そのため、防災絵本は防災週間だけでなく、学級づくりの導入にも使いやすいです。
たとえば、
・学校では放送を聞くことが大事
・困った時は先生に伝える
・みんなで落ち着いて動く
・教室にも危ない場所がある
こうしたことは、生活指導と防災教育の両方にまたがっています。
絵本を入口にすると、説教っぽくならずに自然に入れやすいです。
防災士として見ても、低学年の防災教育は「特別な時間」だけでやるより、学校生活のルールとつなげる方が現実的です。
防災絵本は、その橋渡しにかなり向いています。
■⑤ 絵本選びでは「授業後に何をさせるか」を先に決めると失敗しにくい
絵本を先に選んでから授業を考えると、内容が広がりすぎることがあります。
そのため実際には、先に
・危ない場所に気づかせたい
・地震時の最初の動きを確認したい
・大雨の時の行動を考えさせたい
・家族と話すきっかけを作りたい
など、授業後に何をさせたいかを決める方がやりやすいです。
その目的に合う絵本を選ぶと、授業がぶれにくくなります。
元消防職員として感じるのは、防災教育で本当に大切なのは教材の豪華さではなく、授業の終わりに子どもが一つ行動を持ち帰れるかです。

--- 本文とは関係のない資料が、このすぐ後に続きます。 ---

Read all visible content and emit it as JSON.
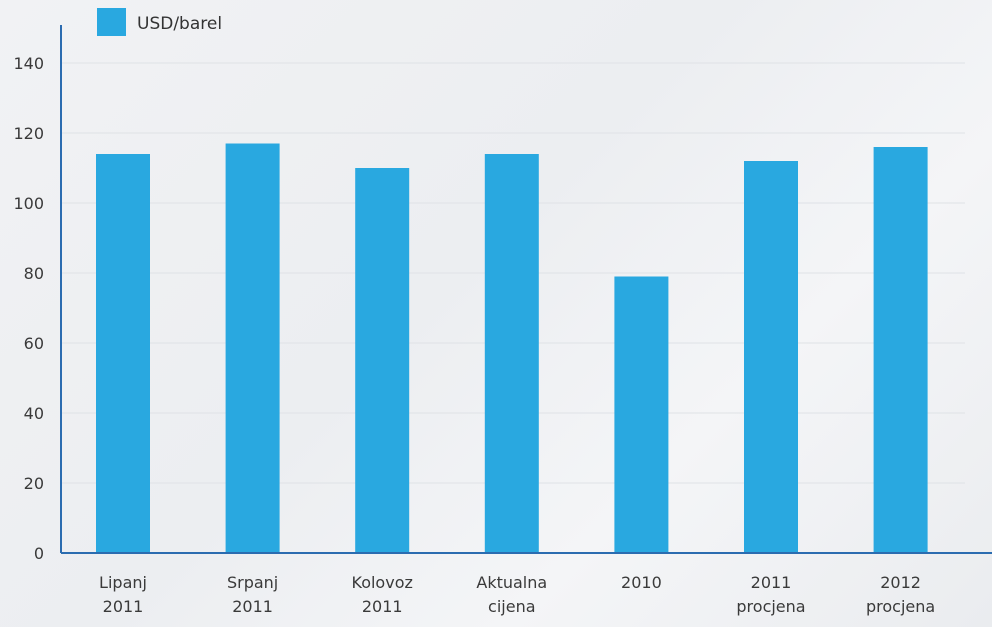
{
  "chart_data": {
    "type": "bar",
    "categories": [
      [
        "Lipanj",
        "2011"
      ],
      [
        "Srpanj",
        "2011"
      ],
      [
        "Kolovoz",
        "2011"
      ],
      [
        "Aktualna",
        "cijena"
      ],
      [
        "2010"
      ],
      [
        "2011",
        "procjena"
      ],
      [
        "2012",
        "procjena"
      ]
    ],
    "series": [
      {
        "name": "USD/barel",
        "values": [
          114,
          117,
          110,
          114,
          79,
          112,
          116
        ]
      }
    ],
    "ylim": [
      0,
      140
    ],
    "yticks": [
      0,
      20,
      40,
      60,
      80,
      100,
      120,
      140
    ],
    "grid": true,
    "legend_position": "top-left",
    "colors": {
      "bar": "#29a8e0",
      "axis": "#2b6cb0",
      "grid": "#dfe2e6"
    }
  }
}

防災絵本もその基準で選ぶと、かなり実践的になります。
■⑥ 現場経験を入れるなら“怖い話”より“助かった行動”を短く添える
絵本のあとに現場経験を入れる時は、強い災害体験を長く話すより、
・早く机の下に入れた子は動きやすい
・危ない場所を知っていると落ち着きやすい
・大人の声を聞けると助かりやすい
・水の近くへ近づかないことが大事
といった、助かった行動を短く添える方が低学年には入りやすいです。
被災地派遣やLOの経験でも感じたのは、小さな子どもに残るのは大きな理屈より、短い行動の型です。
防災絵本の読み聞かせ後も、その型を一つ残すようにすると授業として強くなります。
■⑦ よくある失敗は「絵本=やさしい教材」と思い込みすぎること
絵本はやさしく見えますが、使い方によっては浅い授業にもなりやすいです。
ただ読むだけ、感想を聞くだけだと、防災の行動にはつながりにくいことがあります。
逆に、絵本の一場面を使って
・どこが危なかった?
・どうしてその行動が大事?
・じゃあ学校ではどうする?
と一つ深めるだけで、かなり授業になります。
つまり、防災絵本は“簡単な教材”というより、入口として強い教材です。
入口だからこそ、その先の一歩を教師側が準備しておくことが大切です。
■⑧ まとめ
低学年向けの防災絵本は、読み聞かせそのものを目的にするより、読んだあとに「自分ならどうするか」を一つ言える授業にすると実践的です。
場面が想像しやすく、怖がらせすぎず、守れる行動が自然に入っている絵本の方が使いやすいです。
さらに、読み聞かせの後に、危ない場所を探す、言葉にする、少し動いてみる、といった活動を一つ入れると、防災教育としてかなり強くなります。
元消防職員として強く言えるのは、低学年の防災教育で本当に残るのは、難しい知識ではなく、いざという時の最初の一歩です。
迷ったら、まずは一冊の絵本から、そして一つの行動へ。
その使い方が、防災絵本を授業で生かす一番現実的な方法です。